Whilst I probably wouldn’t want to attach the two to a vision mixer and cut between them live, I could get both cameras surprisingly close in terms of picture ‘look’ by using CineGamma 3 on the PMW300 and Wide Dynamic Range on the Canon. I also dialled in the white setting by Kelvin rather than doing a proper white set. The Canon’s screen cannot be trusted for judging white balance anyway – you need a Ninja Blade or SmallHD or similar trustworthy monitor for that. The Sony’s screen is a little better, but with a slight green tint that makes skin tones look a little more yellow than they appear on the recordings. I don’t mess with the colour matrix on either camera because you need trustworthy charts and constant access to a grade 1 or 2 monitor to do that – and this is where you’d be able to match both cameras for seamless vision mixing.
Suffice to say that in these circumstances, we need to achieve consistency rather than accuracy, so one simple colour correction on each camera will bring them both to a satisfactory middle ground. That’s how the Kelvin trick with the CineGamma 3 and WDR works. Neither are perfect ‘out of the box’ but they are sufficiently close to nudge a few settings and do a great match.

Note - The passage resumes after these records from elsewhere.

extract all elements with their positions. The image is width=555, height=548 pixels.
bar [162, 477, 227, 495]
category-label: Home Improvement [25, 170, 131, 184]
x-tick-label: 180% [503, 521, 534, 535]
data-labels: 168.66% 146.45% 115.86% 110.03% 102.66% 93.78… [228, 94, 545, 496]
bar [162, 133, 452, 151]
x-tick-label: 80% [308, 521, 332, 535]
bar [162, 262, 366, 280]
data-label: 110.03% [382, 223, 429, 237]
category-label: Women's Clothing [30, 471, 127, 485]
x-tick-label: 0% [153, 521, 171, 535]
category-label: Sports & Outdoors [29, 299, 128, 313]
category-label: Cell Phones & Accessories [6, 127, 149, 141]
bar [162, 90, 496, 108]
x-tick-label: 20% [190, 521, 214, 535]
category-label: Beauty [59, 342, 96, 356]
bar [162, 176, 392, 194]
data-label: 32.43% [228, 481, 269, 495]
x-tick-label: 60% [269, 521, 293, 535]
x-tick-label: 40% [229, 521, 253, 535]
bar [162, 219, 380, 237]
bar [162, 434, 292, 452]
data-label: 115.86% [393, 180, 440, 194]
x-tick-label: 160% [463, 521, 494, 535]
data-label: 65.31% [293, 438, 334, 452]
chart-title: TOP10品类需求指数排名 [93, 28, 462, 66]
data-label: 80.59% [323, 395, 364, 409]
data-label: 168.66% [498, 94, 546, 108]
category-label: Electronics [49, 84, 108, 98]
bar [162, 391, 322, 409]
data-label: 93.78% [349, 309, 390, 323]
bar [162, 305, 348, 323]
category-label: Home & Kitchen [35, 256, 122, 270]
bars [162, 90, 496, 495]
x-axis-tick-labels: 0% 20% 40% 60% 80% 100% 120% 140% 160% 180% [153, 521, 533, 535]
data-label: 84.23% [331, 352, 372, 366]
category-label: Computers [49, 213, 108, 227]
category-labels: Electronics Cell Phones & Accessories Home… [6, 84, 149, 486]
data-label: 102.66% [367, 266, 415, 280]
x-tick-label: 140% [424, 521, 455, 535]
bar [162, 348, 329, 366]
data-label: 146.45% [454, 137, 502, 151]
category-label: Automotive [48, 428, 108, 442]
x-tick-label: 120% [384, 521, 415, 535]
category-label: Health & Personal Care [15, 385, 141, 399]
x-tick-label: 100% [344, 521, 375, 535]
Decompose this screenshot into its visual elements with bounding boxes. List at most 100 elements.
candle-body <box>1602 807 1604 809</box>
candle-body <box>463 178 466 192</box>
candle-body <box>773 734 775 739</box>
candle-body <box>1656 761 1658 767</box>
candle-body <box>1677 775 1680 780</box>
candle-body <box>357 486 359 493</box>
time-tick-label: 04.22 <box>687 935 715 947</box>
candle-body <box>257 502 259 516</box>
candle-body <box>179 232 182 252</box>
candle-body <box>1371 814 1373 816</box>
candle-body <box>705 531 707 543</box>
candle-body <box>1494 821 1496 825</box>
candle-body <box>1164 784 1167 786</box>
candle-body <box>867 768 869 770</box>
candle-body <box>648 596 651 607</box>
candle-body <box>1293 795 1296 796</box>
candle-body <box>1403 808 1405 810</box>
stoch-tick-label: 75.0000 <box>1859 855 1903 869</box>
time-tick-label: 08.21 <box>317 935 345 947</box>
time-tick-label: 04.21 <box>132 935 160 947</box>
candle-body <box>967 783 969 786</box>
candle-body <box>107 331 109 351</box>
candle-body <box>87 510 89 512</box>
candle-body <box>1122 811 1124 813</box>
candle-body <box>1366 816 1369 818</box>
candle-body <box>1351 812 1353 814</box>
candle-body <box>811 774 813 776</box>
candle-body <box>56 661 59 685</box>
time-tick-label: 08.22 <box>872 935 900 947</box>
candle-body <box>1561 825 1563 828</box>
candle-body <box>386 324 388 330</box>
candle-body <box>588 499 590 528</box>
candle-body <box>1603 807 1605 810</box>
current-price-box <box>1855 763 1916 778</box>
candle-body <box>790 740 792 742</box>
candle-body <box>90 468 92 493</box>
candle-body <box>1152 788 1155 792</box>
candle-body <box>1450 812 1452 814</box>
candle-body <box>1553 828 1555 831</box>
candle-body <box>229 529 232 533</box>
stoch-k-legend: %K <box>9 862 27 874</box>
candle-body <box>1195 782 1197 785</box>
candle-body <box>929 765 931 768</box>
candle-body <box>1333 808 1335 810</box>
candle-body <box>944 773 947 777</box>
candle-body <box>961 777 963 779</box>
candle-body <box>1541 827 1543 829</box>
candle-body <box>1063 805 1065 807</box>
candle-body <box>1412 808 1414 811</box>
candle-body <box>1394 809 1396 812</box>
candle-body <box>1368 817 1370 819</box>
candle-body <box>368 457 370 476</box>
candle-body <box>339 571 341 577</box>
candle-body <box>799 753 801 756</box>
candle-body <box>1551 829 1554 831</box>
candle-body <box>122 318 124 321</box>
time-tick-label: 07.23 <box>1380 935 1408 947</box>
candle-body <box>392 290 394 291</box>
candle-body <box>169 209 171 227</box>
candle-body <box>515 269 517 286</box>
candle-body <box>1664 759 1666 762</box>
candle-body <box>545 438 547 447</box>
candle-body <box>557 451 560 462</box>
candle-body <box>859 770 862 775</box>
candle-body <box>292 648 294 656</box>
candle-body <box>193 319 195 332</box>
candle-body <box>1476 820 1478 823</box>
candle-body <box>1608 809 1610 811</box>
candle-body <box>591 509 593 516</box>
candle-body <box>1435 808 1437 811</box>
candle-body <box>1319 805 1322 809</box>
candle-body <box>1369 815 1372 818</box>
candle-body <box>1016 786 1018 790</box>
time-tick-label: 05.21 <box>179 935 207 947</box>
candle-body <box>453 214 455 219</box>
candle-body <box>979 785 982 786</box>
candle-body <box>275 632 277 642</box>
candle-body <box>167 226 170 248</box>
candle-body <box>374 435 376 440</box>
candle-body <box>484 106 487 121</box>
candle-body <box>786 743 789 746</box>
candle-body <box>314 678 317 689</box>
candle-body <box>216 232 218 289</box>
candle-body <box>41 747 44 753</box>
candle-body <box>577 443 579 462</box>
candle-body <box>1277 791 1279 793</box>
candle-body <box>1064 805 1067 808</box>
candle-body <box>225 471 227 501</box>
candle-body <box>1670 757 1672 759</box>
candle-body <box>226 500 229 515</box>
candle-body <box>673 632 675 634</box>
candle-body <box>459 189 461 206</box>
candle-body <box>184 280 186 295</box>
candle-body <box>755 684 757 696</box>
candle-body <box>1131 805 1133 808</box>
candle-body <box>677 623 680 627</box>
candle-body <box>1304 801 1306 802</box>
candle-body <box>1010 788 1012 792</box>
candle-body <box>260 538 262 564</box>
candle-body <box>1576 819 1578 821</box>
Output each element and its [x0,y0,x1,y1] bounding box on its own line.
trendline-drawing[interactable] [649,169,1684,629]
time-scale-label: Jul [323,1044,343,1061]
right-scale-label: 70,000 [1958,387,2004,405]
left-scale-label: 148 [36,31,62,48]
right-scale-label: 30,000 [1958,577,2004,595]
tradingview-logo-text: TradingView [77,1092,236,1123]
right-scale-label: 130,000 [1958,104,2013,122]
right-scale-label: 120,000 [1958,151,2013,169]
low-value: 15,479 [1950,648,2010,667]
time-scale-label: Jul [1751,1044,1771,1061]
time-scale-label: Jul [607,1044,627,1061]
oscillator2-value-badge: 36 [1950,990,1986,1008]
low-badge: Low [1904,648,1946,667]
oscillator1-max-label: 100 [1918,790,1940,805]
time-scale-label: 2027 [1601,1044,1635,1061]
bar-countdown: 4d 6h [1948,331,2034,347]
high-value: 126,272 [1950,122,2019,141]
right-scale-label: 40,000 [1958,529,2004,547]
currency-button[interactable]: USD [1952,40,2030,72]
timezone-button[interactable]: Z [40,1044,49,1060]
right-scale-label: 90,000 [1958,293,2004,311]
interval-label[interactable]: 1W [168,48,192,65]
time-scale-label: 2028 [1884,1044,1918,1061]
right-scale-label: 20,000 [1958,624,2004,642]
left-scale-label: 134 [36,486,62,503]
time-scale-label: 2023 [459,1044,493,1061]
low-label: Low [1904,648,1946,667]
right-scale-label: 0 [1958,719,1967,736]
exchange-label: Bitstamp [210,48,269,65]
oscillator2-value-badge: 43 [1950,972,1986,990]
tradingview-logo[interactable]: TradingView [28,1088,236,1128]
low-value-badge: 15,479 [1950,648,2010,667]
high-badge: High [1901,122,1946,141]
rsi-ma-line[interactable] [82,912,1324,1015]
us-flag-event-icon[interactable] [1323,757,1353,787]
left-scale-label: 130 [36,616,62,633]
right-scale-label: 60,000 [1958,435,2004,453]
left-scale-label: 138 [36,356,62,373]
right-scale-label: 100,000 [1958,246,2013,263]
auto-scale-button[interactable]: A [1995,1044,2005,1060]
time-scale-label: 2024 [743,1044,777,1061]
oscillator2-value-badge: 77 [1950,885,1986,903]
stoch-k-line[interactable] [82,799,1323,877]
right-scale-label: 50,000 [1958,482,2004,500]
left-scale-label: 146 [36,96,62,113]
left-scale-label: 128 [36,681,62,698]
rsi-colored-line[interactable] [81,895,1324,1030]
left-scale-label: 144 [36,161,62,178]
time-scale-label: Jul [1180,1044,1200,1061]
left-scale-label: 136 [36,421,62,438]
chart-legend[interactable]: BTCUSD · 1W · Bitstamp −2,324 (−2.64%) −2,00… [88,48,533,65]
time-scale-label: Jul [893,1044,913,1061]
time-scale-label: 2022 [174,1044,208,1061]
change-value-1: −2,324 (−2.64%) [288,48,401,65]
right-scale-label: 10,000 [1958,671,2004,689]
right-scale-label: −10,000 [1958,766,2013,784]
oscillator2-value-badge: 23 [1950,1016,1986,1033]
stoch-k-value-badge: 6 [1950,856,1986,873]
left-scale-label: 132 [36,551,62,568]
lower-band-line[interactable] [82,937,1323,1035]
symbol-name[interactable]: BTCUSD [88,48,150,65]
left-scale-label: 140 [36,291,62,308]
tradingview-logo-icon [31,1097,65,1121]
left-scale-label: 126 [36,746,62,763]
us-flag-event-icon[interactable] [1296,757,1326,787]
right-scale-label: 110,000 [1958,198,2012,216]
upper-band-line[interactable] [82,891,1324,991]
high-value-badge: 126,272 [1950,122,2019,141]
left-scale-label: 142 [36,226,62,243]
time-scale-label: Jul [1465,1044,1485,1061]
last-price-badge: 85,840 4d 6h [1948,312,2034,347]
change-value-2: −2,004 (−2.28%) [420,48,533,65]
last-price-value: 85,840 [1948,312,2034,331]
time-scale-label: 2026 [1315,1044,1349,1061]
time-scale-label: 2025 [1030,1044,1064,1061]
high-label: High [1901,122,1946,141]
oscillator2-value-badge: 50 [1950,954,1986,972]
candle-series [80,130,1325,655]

But once again, here’s another important learning point. Because we were creating a combination of Electronic Press Kits, web-ready finished videos and ‘raw rushes’ collections, our shooting and editing schedules were tight. We’d shoot several packages a day, some may be shot over a number of days. We didn’t have time for ‘grading’ as such. So bringing the Sony and the Canon together so their shots could cut together was very important.
The Canon C100’s highlights were sublime. Everything over 80IRE just looked great. The Sony’s CineGamma was lovely too, but the Canon looked better – noticeably better when you’re shooting ‘beauty’ shots of a booth mostly constructed out of white gauze and blue suede. The PMW300 did a great job, and really you wouldn’t mind if the whole job was captured on it, but the C100 really did a great job of high key scenes. Such a good job that I’d want to repeat the PMW300/C100 pairing rather than a double act of the PMW300 with a PMW200. If you see what I mean.
There was one accessory that we ‘acquired’ on-site that deserves a special mention. It’s something that I’ll try and build into similar shoots, and to any other shoots I can get away with. This accessory really added a layer of sophistication and provided a new kind of shot not necessarily seen in our usual kind of videos. The accessory is not expensive to purchase, but there are costs involved in transport and deployment.
This new accessory – this wonderful addition to any videographer’s arsenal of gizmos is… a ladder. Take any shot, increase the height of the lens by about a meter or so, and witness the awesomeness! Yes, you need (you really must have) a person to stand by the ladder, keep crowds away, stabilise it, be ready to take and hand over your camera, but… wow. What a view!